Elinizdeki kitap, Beşikçi hakkındaki bu sessizliği biraz olsun kırma amacı taşımaktadır. Bunu yaparken de, Beşikçi’nin hayatı, eserleri ve kişiliği hakkında önemli bilgiler sağlamayı umuyor. Kitaptaki çeşitli yazılarda sadece Beşikçi değil; Kürt Hareketi’nin farklı dönemleri, oluşumları ve yazarların kendi hayatları da var. Bir başka deyişle bu eser aynı zamanda Kürt Sorunu, hareketi ve aydınları hakkındadır. Kitabın ilk üç bölümü doğrudan Beşikçi üzerinedir. Birinci bölüm Beşikçi’nin bilimadamlığı ve entelektüelliği üzerine odaklanırken; ikinci bölüm Beşikçi üzerine genel düşünceler, notlar olarak okunabilir; üçüncü bölüm ise Beşikçi’yi farklı dönemler ve farklı mekânlarda incelemektedir. Dördüncü bölüm de, Beşikçi’nin ilgilendiği konular üzerine yazılardan oluşmaktadır. Yazıların hepsi ilk defa burada yayımlanmaktadır.

Başlangıçtan beri, bu kitabın salt bir Beşikçi övgüsü olmanın ötesine geçmesini istedik ve amaçladık. Bu doğrultuda, neredeyse her yazardan Beşikçi’yi belli bir tema, belli bir dönem, belli bir kurum veya belli bir mekân bağlamında değerlendirmesini rica ettik. Böylece, Beşikçi’nin hayatını ve eserlerini 1960’lardan bugüne çeşitli tarihsel bağlamlar içinde kapsamış olacaktık. Bu beklentimiz, bütünüyle olmasa da, karşılandı diyebiliriz. Tabii konu İsmail Beşikçi olunca övgüden ve hayranlıktan kaçınmak; bazı özelliklerinin farklı yazılarda tekrar tekrar vurgulanmasını önlemek zor. Örneğin, Beşikçi’ye neredeyse “doğaüstü” özellikler atfeden ifadeler bu kitapta da var. Ancak bu tür duygu ve düşüncelerin Beşikçi’yi tanıyanlar arasında çok yaygın olduğunu unutmamak gerekir. Böyle okunursa, bu ifadelerin “Beşikçi fenomeni” hakkında çok öğretici olduğu da söylenebilir.
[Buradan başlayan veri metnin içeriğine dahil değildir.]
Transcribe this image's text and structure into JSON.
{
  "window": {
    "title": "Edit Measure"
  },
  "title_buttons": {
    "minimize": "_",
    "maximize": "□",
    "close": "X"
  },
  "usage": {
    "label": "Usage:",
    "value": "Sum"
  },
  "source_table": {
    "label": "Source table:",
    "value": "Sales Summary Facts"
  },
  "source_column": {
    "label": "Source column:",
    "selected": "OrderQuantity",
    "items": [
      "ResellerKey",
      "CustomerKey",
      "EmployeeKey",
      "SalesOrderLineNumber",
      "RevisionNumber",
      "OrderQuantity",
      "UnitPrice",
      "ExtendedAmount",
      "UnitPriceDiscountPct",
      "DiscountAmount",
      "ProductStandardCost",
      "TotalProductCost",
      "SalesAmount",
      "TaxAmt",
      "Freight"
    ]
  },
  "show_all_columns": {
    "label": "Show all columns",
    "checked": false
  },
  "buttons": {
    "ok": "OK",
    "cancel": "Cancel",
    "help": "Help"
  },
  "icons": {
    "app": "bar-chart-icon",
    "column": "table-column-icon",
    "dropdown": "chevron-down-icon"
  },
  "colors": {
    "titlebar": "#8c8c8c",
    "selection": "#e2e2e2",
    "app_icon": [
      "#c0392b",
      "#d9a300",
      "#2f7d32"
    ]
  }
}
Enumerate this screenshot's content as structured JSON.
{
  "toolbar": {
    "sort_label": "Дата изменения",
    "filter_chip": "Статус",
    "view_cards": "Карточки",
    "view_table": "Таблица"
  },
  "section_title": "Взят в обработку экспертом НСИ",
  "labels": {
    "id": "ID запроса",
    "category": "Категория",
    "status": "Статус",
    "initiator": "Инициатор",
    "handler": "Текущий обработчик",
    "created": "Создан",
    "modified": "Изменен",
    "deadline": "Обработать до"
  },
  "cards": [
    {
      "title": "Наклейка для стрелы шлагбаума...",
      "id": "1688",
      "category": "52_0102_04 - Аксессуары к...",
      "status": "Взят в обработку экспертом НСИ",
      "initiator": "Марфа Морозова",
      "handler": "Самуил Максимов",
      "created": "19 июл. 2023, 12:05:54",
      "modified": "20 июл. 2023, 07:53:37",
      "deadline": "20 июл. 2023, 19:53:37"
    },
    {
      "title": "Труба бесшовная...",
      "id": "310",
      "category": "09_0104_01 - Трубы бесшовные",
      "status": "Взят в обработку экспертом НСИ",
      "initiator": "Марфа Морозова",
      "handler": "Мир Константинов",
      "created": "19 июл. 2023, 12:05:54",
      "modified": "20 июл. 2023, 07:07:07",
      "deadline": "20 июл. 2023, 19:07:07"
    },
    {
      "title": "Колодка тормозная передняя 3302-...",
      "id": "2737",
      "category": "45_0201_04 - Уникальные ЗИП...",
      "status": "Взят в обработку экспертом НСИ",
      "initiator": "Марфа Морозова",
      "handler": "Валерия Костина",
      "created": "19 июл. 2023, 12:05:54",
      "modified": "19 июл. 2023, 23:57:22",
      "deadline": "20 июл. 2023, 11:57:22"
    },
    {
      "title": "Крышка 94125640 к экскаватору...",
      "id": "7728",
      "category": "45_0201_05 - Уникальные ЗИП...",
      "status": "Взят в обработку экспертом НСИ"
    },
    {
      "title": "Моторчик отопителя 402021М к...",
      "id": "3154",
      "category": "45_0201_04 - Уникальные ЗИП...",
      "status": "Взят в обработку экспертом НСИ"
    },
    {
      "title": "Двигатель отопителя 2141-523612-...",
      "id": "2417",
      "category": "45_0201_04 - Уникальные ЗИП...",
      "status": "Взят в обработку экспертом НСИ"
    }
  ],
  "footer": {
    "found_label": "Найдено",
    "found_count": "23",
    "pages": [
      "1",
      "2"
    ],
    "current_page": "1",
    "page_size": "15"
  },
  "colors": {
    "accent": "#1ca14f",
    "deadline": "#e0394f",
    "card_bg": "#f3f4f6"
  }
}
Elbette bu kitaptan çok daha iyisi yapılabilirdi. İsmail Beşikçi de çok daha iyisini hak etmektedir. Ancak bu bir başlangıçtır. Beşikçi ve dönemi hakkında biyografilerin, nehir söyleşilerin ve başka derleme kitapların ortaya çıkacağını öngörebiliriz. Bu türden çabaları destekleyecek olan vakıf veya araştırma merkezlerinin ortaya çıkmasını da umuyoruz.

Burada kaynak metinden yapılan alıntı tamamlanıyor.